A plus long terme, aucun Etat ni aucune institution internationale n'est politiquement et administrativement équipé pour gérer avec sagesse l'économie, que ce soit au plan national ou au plan international. Seule, une fois encore, la France a conservé un cadre légal et réglementaire, ainsi qu'une fonction publique efficace – malgré quelques erreurs imputables à la politisation récente – qui lui permettrait de participer en connaissance de cause à la construction d'états-majors de décideurs européens et mondiaux capables d'affronter les nouveaux problèmes de gouvernance.

Mais la France et l'Europe vont-elles prendre enfin leurs distances à l'égard du libéralisme et des intérêts américains qui les ont pénétrées jusqu'ici, afin de préserver leurs intérêts et leur indépendance dans la crise qui s'annonce. Les quelques demandes pour une économie internationale régulée faites par Nicolas Sarkozy à l'ONU ne suffiront pas à cela. Il faudrait dès maintenant muscler les institutions européennes pour que les gouvernements ne laissent pas à la seule BCE la responsabilité de lutter contre la crise. Il conviendrait en fait de préparer le véritable gouvernement économique et réglementaire qui s'imposerait. L'Amérique a montré qu'en cas d'urgence, l'Etat pouvait s'exprimer d'une seule voix. L'Europe, dans les mêmes circonstances, bien que première puissance économique mondiale, serait bien incapable de le faire. Il n'est que temps d'y remédier. Nous doutons que la présidence Tchèque ait la largeur de vue qui serait nécessaire pour pousser à de telles réformes lorsqu'elles s'imposeront, sans doute dès le premier semestre 2009. Il faudrait donc dès maintenant, sous présidence française, commencer à envisager les institutions de crise qui seront nécessaires, hors Traité de Lisbonne, si, comme tout le laisse craindre, la situation du monde ne s'améliorait pas.

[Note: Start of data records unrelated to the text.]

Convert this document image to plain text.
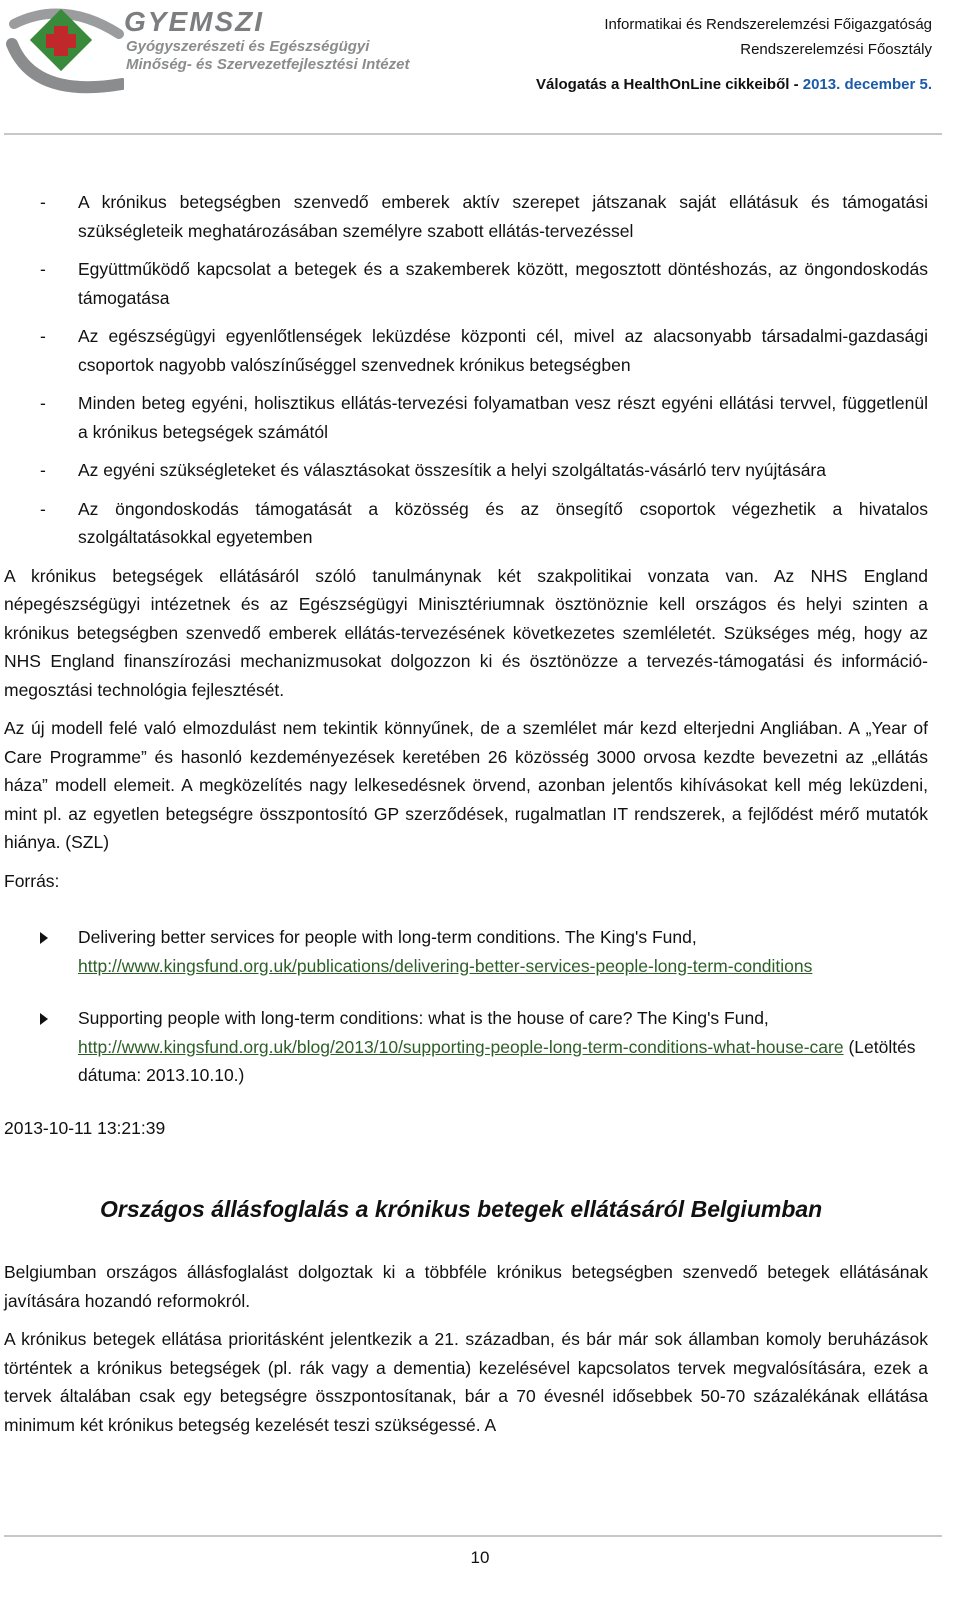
GYEMSZI
Gyógyszerészeti és Egészségügyi
Minőség- és Szervezetfejlesztési Intézet
Informatikai és Rendszerelemzési Főigazgatóság
Rendszerelemzési Főosztály
Válogatás a HealthOnLine cikkeiből - 2013. december 5.
- A krónikus betegségben szenvedő emberek aktív szerepet játszanak saját ellátásuk és támogatási szükségleteik meghatározásában személyre szabott ellátás-tervezéssel
- Együttműködő kapcsolat a betegek és a szakemberek között, megosztott döntéshozás, az öngondoskodás támogatása
- Az egészségügyi egyenlőtlenségek leküzdése központi cél, mivel az alacsonyabb társadalmi-gazdasági csoportok nagyobb valószínűséggel szenvednek krónikus betegségben
- Minden beteg egyéni, holisztikus ellátás-tervezési folyamatban vesz részt egyéni ellátási tervvel, függetlenül a krónikus betegségek számától
- Az egyéni szükségleteket és választásokat összesítik a helyi szolgáltatás-vásárló terv nyújtására
- Az öngondoskodás támogatását a közösség és az önsegítő csoportok végezhetik a hivatalos szolgáltatásokkal egyetemben

A krónikus betegségek ellátásáról szóló tanulmánynak két szakpolitikai vonzata van. Az NHS England népegészségügyi intézetnek és az Egészségügyi Minisztériumnak ösztönöznie kell országos és helyi szinten a krónikus betegségben szenvedő emberek ellátás-tervezésének következetes szemléletét. Szükséges még, hogy az NHS England finanszírozási mechanizmusokat dolgozzon ki és ösztönözze a tervezés-támogatási és információ-megosztási technológia fejlesztését.

Az új modell felé való elmozdulást nem tekintik könnyűnek, de a szemlélet már kezd elterjedni Angliában. A „Year of Care Programme” és hasonló kezdeményezések keretében 26 közösség 3000 orvosa kezdte bevezetni az „ellátás háza” modell elemeit. A megközelítés nagy lelkesedésnek örvend, azonban jelentős kihívásokat kell még leküzdeni, mint pl. az egyetlen betegségre összpontosító GP szerződések, rugalmatlan IT rendszerek, a fejlődést mérő mutatók hiánya. (SZL)

Forrás:

Delivering better services for people with long-term conditions. The King's Fund, http://www.kingsfund.org.uk/publications/delivering-better-services-people-long-term-conditions
Supporting people with long-term conditions: what is the house of care? The King's Fund, http://www.kingsfund.org.uk/blog/2013/10/supporting-people-long-term-conditions-what-house-care (Letöltés dátuma: 2013.10.10.)

2013-10-11 13:21:39

Országos állásfoglalás a krónikus betegek ellátásáról Belgiumban

Belgiumban országos állásfoglalást dolgoztak ki a többféle krónikus betegségben szenvedő betegek ellátásának javítására hozandó reformokról.

A krónikus betegek ellátása prioritásként jelentkezik a 21. században, és bár már sok államban komoly beruházások történtek a krónikus betegségek (pl. rák vagy a dementia) kezelésével kapcsolatos tervek megvalósítására, ezek a tervek általában csak egy betegségre összpontosítanak, bár a 70 évesnél idősebbek 50-70 százalékának ellátása minimum két krónikus betegség kezelését teszi szükségessé. A

10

Nous avons proposé dans un article-éditorial  publié sur ce site (Le président du Conseil européen. Après des paroles des actes), un certain nombre de mesures dont nous pensons que l'Europe devrait prendre l'initiative.

Un Pakistan de plus en plus fragilisé par les interventions américaines


Comme nous l'avons indiqué dans d'autres articles, l'attentat attribué à Al Qaïda contre l'hôtel Marriott à Islamabad est très certainement une réplique aux interventions militaires américaines dans les zones tribales. Poursuivre la guerre en Afghanistan sous les bases actuelles, c'est-à-dire sous commandement américain et sans buts précis, ne peut que conduire progressivement à une guerre avec le Pakistan. Les premiers à en profiter seront les talibans. Dans l'immédiat, l'intervention américaine risque d eprovoquer une chute de l'actuel gouvernement pakistanais, livrant le pays au désordre le plus complet. Une guerre, éventuellement nucléaire, entre l'armée pakistanaise et l'Inde pourrait en résulter. Une nouvelle fois, les Etats-Unis, par leur aveuglement, conduisent au pire alors qu'ils contiendraient bien mieux le terrorisme en se retirant chez eux.

Ce dossier sera à suivre attentivement dans les prochaines semaines, comme d'ailleurs les suites de la guerre en Afghanistan, qui ne peut pas être gagnée sous sa forme actuelle. Il serait temps que les pays européens engagés sous un mandat de l'ONU qui n'a plus de sens s'en rendent compte.